Friday, September 03, 2021

Much-touted Bangladesh study of masks is a snark

Multiple accounts have popped up (e.g. here) saying that the study vindicates mask-wearing. It does not. Just two quotes from the study abstract tell the tale:

"Neither participants nor field staff were blinded to intervention assignment"

"The proportion of individuals with COVID-like symptoms was 7.62% (N=13,273) in the intervention arm and 8.62% (N=13,893) in the control arm"

For a start, the study was of people with "COVID-like symptoms", not actual disease and there was NO data on deaths. So there is a lot of room for slippage there. How often were the "symptoms" actually indicative of COVID infection?

Secondly, the figures for mask-wearers and non-mask-wearers differed only slightly (7.62% vs 8.62%) -- to a degree readily explainable by the fact that the study was not blinded. The experimenters knew who the wearers and non-wearers were and it is routine that such a circumstance gives results favourable to the hypothesis.
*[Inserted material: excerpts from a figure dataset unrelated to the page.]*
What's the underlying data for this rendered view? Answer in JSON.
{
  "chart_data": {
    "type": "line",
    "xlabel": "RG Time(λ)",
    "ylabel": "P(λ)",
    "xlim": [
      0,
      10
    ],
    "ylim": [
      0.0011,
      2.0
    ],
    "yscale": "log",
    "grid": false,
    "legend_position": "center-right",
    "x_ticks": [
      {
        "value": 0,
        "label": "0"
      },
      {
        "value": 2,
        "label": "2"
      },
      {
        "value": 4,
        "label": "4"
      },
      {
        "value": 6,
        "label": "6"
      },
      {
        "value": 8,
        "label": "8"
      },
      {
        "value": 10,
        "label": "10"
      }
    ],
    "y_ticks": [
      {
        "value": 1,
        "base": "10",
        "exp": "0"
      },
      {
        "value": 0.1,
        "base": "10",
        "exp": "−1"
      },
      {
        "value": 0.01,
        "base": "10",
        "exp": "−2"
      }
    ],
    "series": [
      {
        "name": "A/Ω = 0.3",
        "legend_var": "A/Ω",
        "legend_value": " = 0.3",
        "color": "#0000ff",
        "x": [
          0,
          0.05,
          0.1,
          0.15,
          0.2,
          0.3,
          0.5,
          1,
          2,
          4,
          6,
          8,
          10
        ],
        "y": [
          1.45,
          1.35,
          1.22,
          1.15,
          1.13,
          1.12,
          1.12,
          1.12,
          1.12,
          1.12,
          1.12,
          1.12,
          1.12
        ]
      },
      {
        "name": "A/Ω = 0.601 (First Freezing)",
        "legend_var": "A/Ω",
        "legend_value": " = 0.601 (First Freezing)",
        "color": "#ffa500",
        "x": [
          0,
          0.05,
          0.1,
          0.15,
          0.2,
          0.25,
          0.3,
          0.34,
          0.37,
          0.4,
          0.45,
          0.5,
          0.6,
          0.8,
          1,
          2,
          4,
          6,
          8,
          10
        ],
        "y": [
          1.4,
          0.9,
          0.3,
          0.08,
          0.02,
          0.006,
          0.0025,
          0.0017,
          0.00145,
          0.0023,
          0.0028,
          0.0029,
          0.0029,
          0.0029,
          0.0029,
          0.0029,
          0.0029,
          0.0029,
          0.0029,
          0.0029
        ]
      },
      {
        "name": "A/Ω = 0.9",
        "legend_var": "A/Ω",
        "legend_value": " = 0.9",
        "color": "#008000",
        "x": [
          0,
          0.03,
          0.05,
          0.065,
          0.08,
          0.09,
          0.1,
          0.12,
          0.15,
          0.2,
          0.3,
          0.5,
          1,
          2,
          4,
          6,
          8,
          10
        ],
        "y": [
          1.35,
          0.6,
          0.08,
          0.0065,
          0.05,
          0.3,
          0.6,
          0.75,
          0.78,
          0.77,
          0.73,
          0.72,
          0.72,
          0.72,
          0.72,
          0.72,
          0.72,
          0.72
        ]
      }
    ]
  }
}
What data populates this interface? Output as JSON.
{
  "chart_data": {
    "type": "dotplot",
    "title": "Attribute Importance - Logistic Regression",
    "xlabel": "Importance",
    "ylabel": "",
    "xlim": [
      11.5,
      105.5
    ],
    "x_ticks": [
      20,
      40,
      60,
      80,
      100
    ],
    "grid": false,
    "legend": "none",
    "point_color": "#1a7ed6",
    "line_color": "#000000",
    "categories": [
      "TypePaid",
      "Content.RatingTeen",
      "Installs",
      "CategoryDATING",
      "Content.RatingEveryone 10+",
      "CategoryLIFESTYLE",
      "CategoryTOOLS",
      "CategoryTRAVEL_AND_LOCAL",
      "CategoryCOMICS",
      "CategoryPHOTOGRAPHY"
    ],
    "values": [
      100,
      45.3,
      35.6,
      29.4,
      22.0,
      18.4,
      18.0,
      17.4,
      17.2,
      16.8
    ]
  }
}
Not blinding the study was a huge breach of scientific protocol and renders the results of zero authority.


1st Patient Begins Pfizer’s Oral COVID-19 Drug Trial

The first patient in a clinical trial analyzing Pfizer’s oral COVID-19 drug has received the first dose of the medication, the company announced on Sept. 1.

The study is analyzing a protease inhibitor known as PF-07321332. The drug is meant to combat COVID-19 in patients who experience symptoms from the disease, but don’t require hospital care.
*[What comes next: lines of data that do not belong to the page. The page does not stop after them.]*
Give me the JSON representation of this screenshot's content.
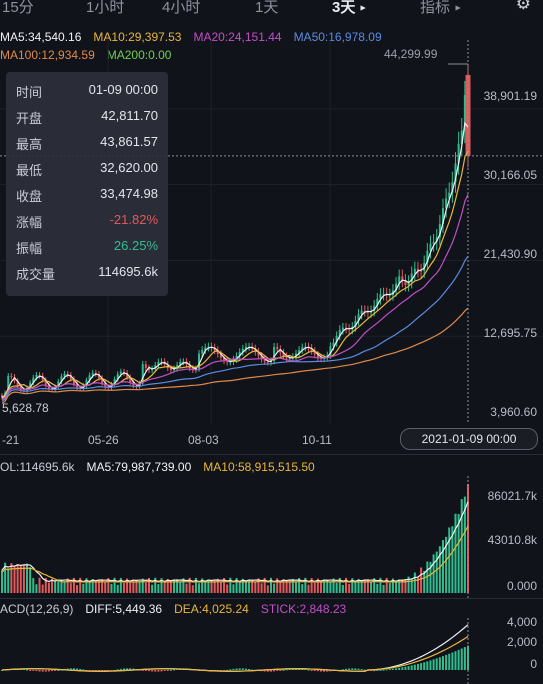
{
  "tabs": [
    {
      "label": "15分",
      "active": false
    },
    {
      "label": "1小时",
      "active": false
    },
    {
      "label": "4小时",
      "active": false
    },
    {
      "label": "1天",
      "active": false
    },
    {
      "label": "3天",
      "active": true
    },
    {
      "label": "指标",
      "active": false
    }
  ],
  "ma_line1": [
    {
      "text": "MA5:34,540.16",
      "color": "#f0f1f5"
    },
    {
      "text": "MA10:29,397.53",
      "color": "#e8b73a"
    },
    {
      "text": "MA20:24,151.44",
      "color": "#c24fc8"
    },
    {
      "text": "MA50:16,978.09",
      "color": "#5b8be0"
    }
  ],
  "ma_line2": [
    {
      "text": "MA100:12,934.59",
      "color": "#e08a4a"
    },
    {
      "text": "MA200:0.00",
      "color": "#6fcf4e"
    }
  ],
  "info": {
    "rows": [
      {
        "label": "时间",
        "value": "01-09 00:00",
        "color": "#e3e5ec"
      },
      {
        "label": "开盘",
        "value": "42,811.70",
        "color": "#e3e5ec"
      },
      {
        "label": "最高",
        "value": "43,861.57",
        "color": "#e3e5ec"
      },
      {
        "label": "最低",
        "value": "32,620.00",
        "color": "#e3e5ec"
      },
      {
        "label": "收盘",
        "value": "33,474.98",
        "color": "#e3e5ec"
      },
      {
        "label": "涨幅",
        "value": "-21.82%",
        "color": "#e05a5a"
      },
      {
        "label": "振幅",
        "value": "26.25%",
        "color": "#2fbf8f"
      },
      {
        "label": "成交量",
        "value": "114695.6k",
        "color": "#e3e5ec"
      }
    ]
  },
  "price_axis": [
    "38,901.19",
    "30,166.05",
    "21,430.90",
    "12,695.75",
    "3,960.60"
  ],
  "high_marker": "44,299.99",
  "low_marker": "5,628.78",
  "date_axis": [
    "-21",
    "05-26",
    "08-03",
    "10-11"
  ],
  "crosshair_date": "2021-01-09 00:00",
  "volume": {
    "header": [
      {
        "text": "OL:114695.6k",
        "color": "#c9ccd6"
      },
      {
        "text": "MA5:79,987,739.00",
        "color": "#f0f1f5"
      },
      {
        "text": "MA10:58,915,515.50",
        "color": "#e8b73a"
      }
    ],
    "axis": [
      "86021.7k",
      "43010.8k",
      "0.000"
    ]
  },
  "macd": {
    "header": [
      {
        "text": "ACD(12,26,9)",
        "color": "#c9ccd6"
      },
      {
        "text": "DIFF:5,449.36",
        "color": "#f0f1f5"
      },
      {
        "text": "DEA:4,025.24",
        "color": "#e8b73a"
      },
      {
        "text": "STICK:2,848.23",
        "color": "#c24fc8"
      }
    ],
    "axis": [
      "4,000",
      "2,000",
      "0"
    ]
  },
  "colors": {
    "up": "#2fbf8f",
    "down": "#e05a5a",
    "ma5": "#f0f1f5",
    "ma10": "#e8b73a",
    "ma20": "#c24fc8",
    "ma50": "#5b8be0",
    "ma100": "#e08a4a"
  }
}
The randomized, double-blind trial will enroll about 1,140 participants, approximately half of whom will receive a placebo. The participants will receive the drug or the placebo every 12 hours orally for five days.

People who are given the drug will also receive ritonavir.
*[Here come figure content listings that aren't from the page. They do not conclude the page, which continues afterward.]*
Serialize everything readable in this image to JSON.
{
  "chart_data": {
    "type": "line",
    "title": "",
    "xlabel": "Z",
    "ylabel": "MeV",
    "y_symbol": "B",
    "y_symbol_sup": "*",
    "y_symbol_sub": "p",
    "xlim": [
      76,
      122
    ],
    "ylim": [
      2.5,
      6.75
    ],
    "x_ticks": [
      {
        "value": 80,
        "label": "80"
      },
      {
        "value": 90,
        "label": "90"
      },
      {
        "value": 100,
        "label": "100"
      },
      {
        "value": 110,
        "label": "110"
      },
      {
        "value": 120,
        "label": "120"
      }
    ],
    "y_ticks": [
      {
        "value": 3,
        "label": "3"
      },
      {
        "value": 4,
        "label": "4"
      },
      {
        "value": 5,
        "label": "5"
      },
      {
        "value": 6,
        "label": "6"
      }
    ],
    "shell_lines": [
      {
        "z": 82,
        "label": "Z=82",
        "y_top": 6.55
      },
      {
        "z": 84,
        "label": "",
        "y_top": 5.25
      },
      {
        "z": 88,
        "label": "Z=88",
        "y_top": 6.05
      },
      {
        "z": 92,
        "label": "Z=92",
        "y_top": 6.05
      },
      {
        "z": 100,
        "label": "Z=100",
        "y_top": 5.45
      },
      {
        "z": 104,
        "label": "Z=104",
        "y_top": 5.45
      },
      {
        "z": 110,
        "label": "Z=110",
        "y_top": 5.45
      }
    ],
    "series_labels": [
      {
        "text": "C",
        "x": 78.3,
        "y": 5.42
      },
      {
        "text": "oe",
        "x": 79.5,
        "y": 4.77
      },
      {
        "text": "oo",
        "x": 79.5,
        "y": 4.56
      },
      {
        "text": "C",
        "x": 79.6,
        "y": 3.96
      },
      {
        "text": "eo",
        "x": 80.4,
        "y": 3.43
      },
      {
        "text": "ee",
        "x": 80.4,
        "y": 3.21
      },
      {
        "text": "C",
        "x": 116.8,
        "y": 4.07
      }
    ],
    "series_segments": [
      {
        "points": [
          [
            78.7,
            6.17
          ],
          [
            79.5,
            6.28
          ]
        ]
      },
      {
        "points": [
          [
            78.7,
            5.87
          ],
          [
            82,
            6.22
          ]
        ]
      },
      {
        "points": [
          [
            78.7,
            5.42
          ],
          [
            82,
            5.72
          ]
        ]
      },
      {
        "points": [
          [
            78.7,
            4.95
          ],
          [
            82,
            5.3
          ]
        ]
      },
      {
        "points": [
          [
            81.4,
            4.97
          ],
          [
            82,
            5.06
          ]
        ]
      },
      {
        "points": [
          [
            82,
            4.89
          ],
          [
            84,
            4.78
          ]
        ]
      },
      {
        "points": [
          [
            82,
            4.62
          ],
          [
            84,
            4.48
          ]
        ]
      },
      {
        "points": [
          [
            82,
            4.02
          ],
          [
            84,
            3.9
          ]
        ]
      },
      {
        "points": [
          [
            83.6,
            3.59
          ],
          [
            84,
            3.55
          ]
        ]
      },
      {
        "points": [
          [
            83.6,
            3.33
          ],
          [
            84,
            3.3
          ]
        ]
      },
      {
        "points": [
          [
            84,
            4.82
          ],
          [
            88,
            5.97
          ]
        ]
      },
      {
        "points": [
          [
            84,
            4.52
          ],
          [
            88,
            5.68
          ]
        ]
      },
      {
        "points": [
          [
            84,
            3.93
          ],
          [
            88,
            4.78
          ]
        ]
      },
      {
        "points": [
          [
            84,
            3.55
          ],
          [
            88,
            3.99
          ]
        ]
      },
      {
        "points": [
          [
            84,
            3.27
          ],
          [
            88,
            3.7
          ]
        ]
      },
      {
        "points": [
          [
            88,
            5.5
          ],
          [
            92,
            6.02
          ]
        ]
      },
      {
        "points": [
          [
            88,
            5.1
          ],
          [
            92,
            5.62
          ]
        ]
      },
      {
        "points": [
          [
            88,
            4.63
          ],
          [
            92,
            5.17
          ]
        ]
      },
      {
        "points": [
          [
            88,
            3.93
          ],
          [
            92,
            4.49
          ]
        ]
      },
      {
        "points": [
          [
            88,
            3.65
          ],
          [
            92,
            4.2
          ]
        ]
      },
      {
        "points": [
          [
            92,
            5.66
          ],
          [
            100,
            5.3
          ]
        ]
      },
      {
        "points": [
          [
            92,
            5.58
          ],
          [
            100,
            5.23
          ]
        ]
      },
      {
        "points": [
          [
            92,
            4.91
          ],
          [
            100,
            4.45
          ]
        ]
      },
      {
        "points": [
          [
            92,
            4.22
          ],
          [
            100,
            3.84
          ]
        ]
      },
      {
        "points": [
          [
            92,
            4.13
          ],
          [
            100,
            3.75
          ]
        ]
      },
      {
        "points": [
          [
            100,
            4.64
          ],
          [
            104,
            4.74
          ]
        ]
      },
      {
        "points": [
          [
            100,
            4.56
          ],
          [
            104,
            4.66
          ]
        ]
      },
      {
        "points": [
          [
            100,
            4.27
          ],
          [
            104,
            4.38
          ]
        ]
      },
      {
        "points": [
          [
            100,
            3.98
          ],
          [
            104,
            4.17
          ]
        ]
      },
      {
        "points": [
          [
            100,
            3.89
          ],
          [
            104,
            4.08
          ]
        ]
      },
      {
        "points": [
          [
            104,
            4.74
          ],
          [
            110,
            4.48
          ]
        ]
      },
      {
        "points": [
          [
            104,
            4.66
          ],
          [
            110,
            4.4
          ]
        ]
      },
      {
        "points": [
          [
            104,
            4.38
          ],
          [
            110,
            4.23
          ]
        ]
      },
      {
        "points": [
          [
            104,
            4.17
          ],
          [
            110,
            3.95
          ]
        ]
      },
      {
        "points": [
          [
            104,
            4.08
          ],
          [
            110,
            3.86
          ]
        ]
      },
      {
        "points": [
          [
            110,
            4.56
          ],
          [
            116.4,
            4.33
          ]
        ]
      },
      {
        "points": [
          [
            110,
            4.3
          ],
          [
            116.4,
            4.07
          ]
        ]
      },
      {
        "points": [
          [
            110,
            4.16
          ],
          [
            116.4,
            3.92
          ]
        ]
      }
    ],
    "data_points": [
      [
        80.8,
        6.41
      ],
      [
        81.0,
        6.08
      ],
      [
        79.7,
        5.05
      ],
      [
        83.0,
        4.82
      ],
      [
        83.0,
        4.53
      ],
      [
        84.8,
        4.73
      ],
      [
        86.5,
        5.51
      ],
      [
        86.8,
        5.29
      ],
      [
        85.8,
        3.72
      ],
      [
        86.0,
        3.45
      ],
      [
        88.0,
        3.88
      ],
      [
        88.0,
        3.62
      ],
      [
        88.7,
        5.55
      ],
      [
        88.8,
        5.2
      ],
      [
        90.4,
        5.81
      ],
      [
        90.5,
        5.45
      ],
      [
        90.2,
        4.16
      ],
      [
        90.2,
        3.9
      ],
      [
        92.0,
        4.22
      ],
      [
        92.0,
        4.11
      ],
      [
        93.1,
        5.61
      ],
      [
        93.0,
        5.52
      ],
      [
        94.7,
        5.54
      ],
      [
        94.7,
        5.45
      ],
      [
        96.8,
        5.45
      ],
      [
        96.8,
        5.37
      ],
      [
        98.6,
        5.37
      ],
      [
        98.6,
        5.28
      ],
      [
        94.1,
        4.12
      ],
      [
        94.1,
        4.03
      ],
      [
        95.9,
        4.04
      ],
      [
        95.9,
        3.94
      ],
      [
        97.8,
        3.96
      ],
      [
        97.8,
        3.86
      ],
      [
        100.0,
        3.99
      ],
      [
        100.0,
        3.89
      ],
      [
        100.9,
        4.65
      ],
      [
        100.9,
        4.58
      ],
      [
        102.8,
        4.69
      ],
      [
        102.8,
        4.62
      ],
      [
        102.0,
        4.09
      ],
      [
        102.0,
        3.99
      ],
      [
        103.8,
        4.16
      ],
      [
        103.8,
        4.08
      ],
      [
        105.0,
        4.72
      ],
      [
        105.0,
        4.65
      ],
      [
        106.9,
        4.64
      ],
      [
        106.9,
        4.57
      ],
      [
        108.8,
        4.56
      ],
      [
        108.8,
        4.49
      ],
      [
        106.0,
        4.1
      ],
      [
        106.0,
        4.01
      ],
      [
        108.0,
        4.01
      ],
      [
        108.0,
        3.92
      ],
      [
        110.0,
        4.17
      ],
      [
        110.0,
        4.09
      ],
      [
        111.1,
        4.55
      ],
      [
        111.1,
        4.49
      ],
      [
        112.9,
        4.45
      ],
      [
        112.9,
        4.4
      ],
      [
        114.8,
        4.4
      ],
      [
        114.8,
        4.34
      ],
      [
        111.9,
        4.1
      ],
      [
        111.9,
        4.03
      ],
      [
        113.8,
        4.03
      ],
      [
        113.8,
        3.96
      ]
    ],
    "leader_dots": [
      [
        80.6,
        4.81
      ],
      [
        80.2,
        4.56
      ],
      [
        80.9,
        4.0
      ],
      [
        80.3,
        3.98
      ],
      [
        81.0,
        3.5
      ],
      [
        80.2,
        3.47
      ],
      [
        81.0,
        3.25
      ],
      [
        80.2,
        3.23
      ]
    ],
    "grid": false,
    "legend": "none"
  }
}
“If successful, we believe this therapy could help reduce severity of illness among a broad population of patients,” Rod MacKenzie, Pfizer’s chief development officer, said in a statement.

The company has already begun a separate trial that’s testing a different protease inhibitor, this one administered via IV.

Inhibitors are a type of medication that stops viruses from replicating.

Antiviral pills against COVID-19 have yet to be developed. The IV-administered remdesivir, produced by Gilead Sciences, was approved by U.S. drug regulators in 2020.

Other companies are also attempting to produce the medicines, including Merck and Roche.

Merck has already begun a late-stage trial analyzing its pill candidate, dubbed molnupiravir. Interim results from a phase two trial for Roche’s pill, AT-527, have shown promising results, Roche and its partner Atea Pharmaceuticals stated in July.

Pfizer said that if its trial shows PF-07321332 is safe and effective, it could ask regulators for authorization in the fourth quarter of 2021.


The developer of ivermectin is performing late-stage trials on a drug that could actually prevent COVID-19

Merck & Co partnered with Ridgeback Biotherapeutics to develop molnupiravir.

Enrollment for late-stage trials for their drug have already started.

The companies hope the drug could prevent COVID-19 infection in patients, but have yet to share further detail of how exactly it will be used.

Merck is also the developer of ivermectin, an anti-parasite drug that has gained infamy due to false claims that it could combat the virus - which is the real use for molnupiravir.

Molnupiravir could fill the role that many are currently incorrectly using ivermectin for.

A study by the University of North Carolina at Chapel Hill found that the drug could prevent replication of viral cells of COVID-19 and other similar viruses.

The drug, which can be taken via a pill, is now entering late stage trials in the United States as Merck plans to eventually seek FDA approval.

Over 1,300 volunteers aged 18 or older will be recruited for the study and live in a house with someone who has a symptomatic case of the COVID-19.

Merck also plans to use the drug in some lower income countries in the meanwhile, attempting to acquire emergency authorization.

The company has partnered with Indian generic drug manufacturers to produce and sell versions of molnupiravir in the country, pending approval from local regulators.

Merck hopes the drug could help alleviate these countries COVID-19 situations while they await a larger supply of the vaccine. '

Only around 36 percent of Indians have received at least one shot of the virus, and less than 11 percent are fully vaccinated.